I slid across the floor picked up his right foot and pushed him back with my weight. His surprise caused him to hop backward allowing me to swoop his other leg causing him to fall to the floor. I quickly got on top of him and he immediately flipped over trying to bring me under him a move that I totally anticipated. He stood up just as I wrapped my legs around his waist and put my arms under his left arm bringing my other arm across his neck and linked them choking him in the process. He engaged his muscles using as much force as he could to pull off my arms.

He pushed me down using his weight forcing me to bring my leg up from under him by using my right leg to push on his waist and his reaction providing me with just enough space to put my leg under his neck and adjusted my body so that I was now pulling his arm while restraining his neck. He stopped fighting to tap the floor in surrender.

I climbed back onto his chest wrapping my hands around his neck and applying the pressure. He looked at me then, really looked. Not just staring but studying my face intently. His eyes roamed across every inch of my face as if committing it to memory. His poker mask had fallen but the look he had on was one I did not recognize. I could not tell whether he was thinking about killing me or kissing, maybe it was both. He gently pushed me and I obliged to get off him. He stood up dusting himself off and straightening his suit.

I did the same grateful I had chosen to wear a pantsuit although a skirt would not have stopped me either way. My ego had been hurt and it demanded immediate reparations.

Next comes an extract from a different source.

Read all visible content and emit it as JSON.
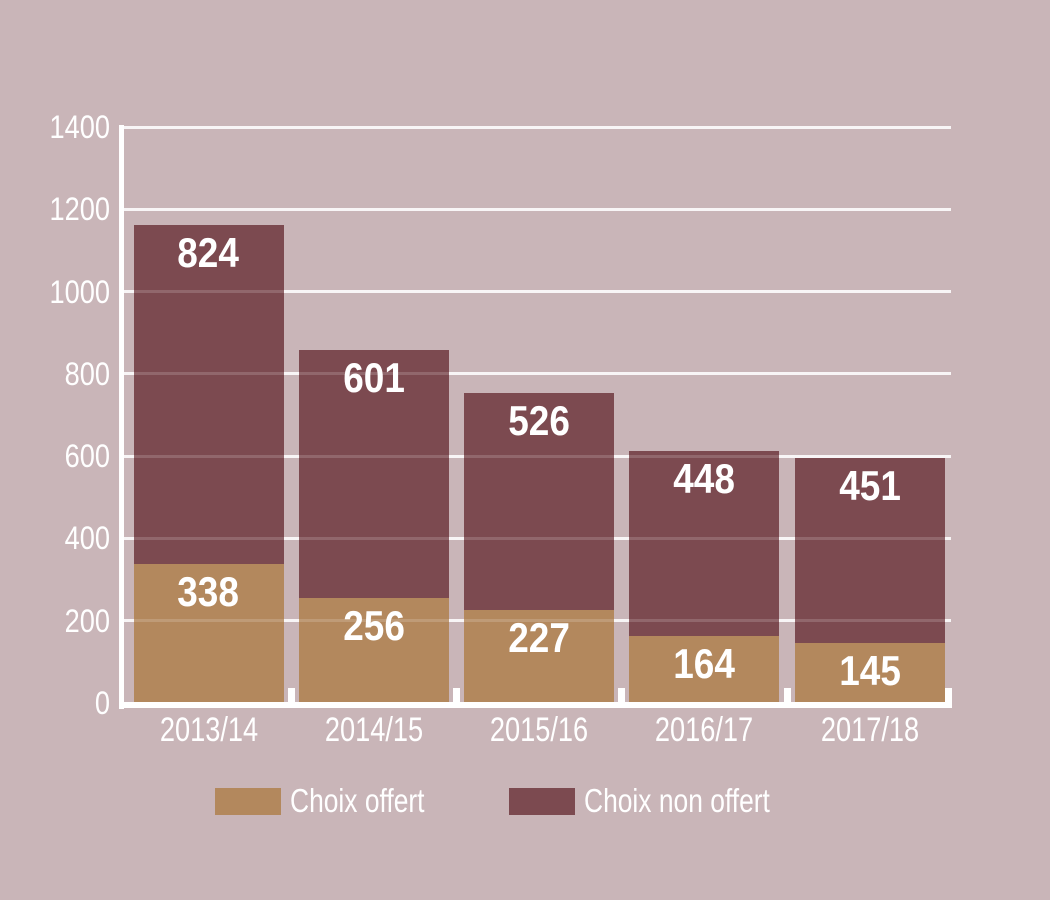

"I am sorry for carrying you without permission, although I did not think you would mind given how you sexually assaulted me" he apologized his deep velvety voice free of any sarcasm as he pushed his chair back and setting himself on it.

He was right in the heat of the moment I had forgotten why it was he was lifting me. It had been to put some distance between us after I had mauled him. My memory was very selective; I only saw the wrongs that were done to me never the ones I inflicted. His words pricked my nearly dead conscience, a light stub that I immediately shook off. So what if I had kissed him, he had no right to shake me off like that.

Whatever the case, this magnificent god towering over me was no ordinary man. A stranger had come to his office and assaulted him and yet from his stoic face, his eyes roamed over me with unmasked curiosity. The corner of his lips twitched in what I knew would be the closest thing to a genuine smile I would get. He did not do the logical thing, to call the police or chase me out of his office instead he stretched out his hands towards me. I wonder if this is what Bonnie felt when she met Clyde.

This deep bubbling feeling from the pit of my stomach, that did not feel like butterflies rather it felt like cracks on the seal of the abyss that was my soul. I looked into his cold eyes and I felt a fiery apprehension drown me. It would not end well for us; from his reaction or lack thereof, we were too similar to be any good for each other. It was not loving or attraction that drew me towards him, it was the promise of mutually assured destruction.

His cold eyes held a promise of a blazing end, igniting my cold, dead heart. As I closed the door behind me making my way to my new office, the sun suddenly seemed brighter than it had been.